To get our source code, you can clone our Github repo (if you haven't already):
git clone clone https://github.com/postgresml/postgresml && \
cd pgml-dashboardUse an existing database which has the pgml extension installed, or create a new one:
createdb pgml_dashboard && \
psql -d pgml_dashboard -c 'CREATE EXTENSION pgml;'Create a .env file with the necessary DATABASE_URL, for example:
DATABASE_URL=postgres:///pgml_dashboardThe dashboard is written in Rust and uses the SQLx crate to interact with Postgres. Make sure to install the latest Rust compiler from rust-lang.org.
To setup the database, you'll need to install sqlx-cli and run the migrations:
cargo install sqlx-cli --version 0.6.3 && \
cargo sqlx database setupThe dashboard frontend is using Sass which requires Node & the Sass compiler.
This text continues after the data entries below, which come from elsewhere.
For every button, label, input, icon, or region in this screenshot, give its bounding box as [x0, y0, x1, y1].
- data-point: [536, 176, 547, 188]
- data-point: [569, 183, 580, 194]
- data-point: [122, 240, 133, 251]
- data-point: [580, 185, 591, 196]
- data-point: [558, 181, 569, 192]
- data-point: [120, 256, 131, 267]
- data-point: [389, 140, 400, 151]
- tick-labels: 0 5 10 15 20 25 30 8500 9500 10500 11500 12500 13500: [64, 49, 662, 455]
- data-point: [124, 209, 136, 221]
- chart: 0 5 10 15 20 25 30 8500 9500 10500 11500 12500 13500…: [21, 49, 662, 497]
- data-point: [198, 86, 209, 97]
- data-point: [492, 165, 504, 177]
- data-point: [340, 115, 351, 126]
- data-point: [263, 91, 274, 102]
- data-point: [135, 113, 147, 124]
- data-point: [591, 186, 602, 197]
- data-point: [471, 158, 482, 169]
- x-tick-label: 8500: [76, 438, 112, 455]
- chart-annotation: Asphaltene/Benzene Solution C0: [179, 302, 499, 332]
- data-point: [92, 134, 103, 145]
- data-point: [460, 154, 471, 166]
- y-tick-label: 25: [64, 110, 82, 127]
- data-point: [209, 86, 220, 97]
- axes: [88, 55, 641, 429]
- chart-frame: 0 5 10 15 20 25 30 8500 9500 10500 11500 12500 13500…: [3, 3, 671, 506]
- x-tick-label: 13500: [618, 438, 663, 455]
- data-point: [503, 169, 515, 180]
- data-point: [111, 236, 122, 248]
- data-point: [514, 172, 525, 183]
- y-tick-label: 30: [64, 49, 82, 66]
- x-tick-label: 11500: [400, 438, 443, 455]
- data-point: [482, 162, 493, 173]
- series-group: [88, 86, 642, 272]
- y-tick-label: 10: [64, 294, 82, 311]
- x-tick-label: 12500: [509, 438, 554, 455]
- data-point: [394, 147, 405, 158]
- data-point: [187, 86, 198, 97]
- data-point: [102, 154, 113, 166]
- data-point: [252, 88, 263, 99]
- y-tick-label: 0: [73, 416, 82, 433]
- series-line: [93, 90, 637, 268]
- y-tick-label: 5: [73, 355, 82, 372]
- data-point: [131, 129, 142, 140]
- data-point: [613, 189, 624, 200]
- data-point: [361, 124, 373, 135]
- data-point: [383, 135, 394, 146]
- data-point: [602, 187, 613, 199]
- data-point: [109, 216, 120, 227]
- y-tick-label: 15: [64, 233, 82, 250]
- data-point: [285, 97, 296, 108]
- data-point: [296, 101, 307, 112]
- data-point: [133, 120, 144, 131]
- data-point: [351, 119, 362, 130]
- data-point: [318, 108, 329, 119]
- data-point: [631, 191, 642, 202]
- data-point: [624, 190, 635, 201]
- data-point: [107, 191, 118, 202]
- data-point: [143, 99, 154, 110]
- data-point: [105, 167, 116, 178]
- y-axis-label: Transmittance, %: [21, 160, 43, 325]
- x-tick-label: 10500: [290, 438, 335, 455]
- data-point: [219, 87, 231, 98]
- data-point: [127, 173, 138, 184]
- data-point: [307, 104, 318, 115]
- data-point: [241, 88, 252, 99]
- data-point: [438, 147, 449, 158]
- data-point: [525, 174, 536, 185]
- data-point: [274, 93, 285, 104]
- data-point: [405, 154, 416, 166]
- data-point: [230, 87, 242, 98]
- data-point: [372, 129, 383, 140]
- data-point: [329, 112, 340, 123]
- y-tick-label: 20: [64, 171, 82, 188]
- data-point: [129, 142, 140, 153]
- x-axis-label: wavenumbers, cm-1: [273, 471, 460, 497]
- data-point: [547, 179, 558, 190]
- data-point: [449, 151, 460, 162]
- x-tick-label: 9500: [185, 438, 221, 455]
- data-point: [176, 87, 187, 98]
You can install Node from Brew, your package repository, or by using Node Version Manager.
If using nvm, you can install the latest stable Node version with:
nvm install stableOnce you have Node installed, you can install the Sass compiler globally:
npm install -g sassFinally, you can compile and run the dashboard:
cargo run
Once compiled, the dashboard will be available on localhost:8000.
The dashboard can also be packaged for distribution. You'll need to copy the static files along with the target/release directory to your server.